A drastic turn for the worse
In October 2016, Luca, now 25 years old, was about to start his second round of chemo when he became significantly more ill. His joints got swollen, his breathing became difficult, his organs started shutting down. Because his disease was getting worse, he was transferred to CHOP by ambulance and was admitted to the Hospital for stronger therapy.
“I normally weigh around 125,” he notes, “but I was floating in the 180 to 200 range,” due to complications of the disease and medications. Shortly after admission, he became critically ill. He lost the ability to walk and most of his organs were shutting down. He was transferred to CHOP’s Pediatric Intensive Care Unit and intubated several times. It wasn’t clear if he’d live.
During this period, “I was crying a lot,” Luca says. “I was 26 years old. I had lost all muscle control. Everything had to be done for me. It was very dehumanizing.”

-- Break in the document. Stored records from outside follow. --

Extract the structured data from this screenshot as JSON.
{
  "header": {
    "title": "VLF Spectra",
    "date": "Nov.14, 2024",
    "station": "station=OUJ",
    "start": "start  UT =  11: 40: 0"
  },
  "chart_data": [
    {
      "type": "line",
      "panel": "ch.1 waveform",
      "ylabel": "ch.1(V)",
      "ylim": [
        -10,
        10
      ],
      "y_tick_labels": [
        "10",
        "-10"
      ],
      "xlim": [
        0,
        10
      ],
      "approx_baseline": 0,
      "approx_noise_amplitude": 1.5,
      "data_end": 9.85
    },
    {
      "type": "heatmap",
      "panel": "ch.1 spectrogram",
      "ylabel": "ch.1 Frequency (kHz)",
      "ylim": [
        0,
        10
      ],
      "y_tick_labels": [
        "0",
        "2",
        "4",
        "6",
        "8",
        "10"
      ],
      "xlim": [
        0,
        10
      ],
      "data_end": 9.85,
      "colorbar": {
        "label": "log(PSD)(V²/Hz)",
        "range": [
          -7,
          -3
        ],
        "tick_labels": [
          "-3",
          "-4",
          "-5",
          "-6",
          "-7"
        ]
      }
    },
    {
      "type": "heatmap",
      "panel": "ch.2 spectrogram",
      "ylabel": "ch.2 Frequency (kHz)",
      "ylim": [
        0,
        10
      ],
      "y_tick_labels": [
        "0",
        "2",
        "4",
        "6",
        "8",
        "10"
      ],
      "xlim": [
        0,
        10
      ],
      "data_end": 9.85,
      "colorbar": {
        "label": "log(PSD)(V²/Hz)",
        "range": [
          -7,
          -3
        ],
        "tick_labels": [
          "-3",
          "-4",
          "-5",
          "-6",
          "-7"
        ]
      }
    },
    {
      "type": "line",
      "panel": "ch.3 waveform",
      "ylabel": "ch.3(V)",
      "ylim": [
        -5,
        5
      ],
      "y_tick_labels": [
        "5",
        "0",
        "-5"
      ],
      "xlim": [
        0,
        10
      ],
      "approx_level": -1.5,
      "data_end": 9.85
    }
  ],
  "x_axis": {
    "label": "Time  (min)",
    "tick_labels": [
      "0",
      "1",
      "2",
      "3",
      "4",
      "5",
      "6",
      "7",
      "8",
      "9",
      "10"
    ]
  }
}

CHOP doctors from various specialties — Oncology, Nephrology, Cardiology — collaborated on Luca’s treatment. “I think every doctor at CHOP knows my story, but I don’t remember a lot of them,” he says about his time in the PICU.
After several weeks, Luca improved enough to leave the PICU, but he was back again in December 2016 due to a bout of sepsis. After he was no longer in critical condition, he needed to start physical therapy with the goal of walking again. “I had to be strong enough to even get to the step of getting a transplant,” Luca explains. In January 2017, he was transferred to the Seashore House for intense physical and occupational therapy.
After several weeks of therapy, although he was still in a wheelchair, he was deemed well enough and received the bone marrow transplant. Just before Mother’s Day, when he was finally able to briefly walk up steps on his own — he has a video on his phone of the first steps he had taken in nine months — he was discharged.
So much gratitude
Luca’s health problems didn’t disappear overnight after the transplant. Indeed, he was back as an inpatient at CHOP several times during the remainder of 2017. “A bone marrow transplant wipes out a person’s immune system for a long time, and patients frequently get admitted for complications from the transplant,” says Dr. Teachey.
It’s taken months of work, but he’s improved remarkably. By February 2018, he was getting physical therapy three times a week and — to his delight — taking boxing and ballroom-dancing classes.
“I'm super active now.”
“I have so much gratitude for all of the staff at CHOP,” he says with emotion. “I had doctors read books to me, play games with me, sit and talk for a long time. I was never allowed out of my room. I really looked forward to the nurses and staff that would pop in and out of my room daily.” He was an adult at a children’s hospital, and was treated like an adult — although he admits that he always got a kick out of sporting the CHOP-supplied stickers depicting cute, cuddly animals, and he loved getting armfuls of stuffed animals for the birthday and holidays spent in the Hospital.
His body shows the scars from the drastic amount of weight he gained and has now lost. He went through a nearly unbearable ordeal — and survived. “There are ICU doctors who see me today,” he says, “and really can’t believe it.”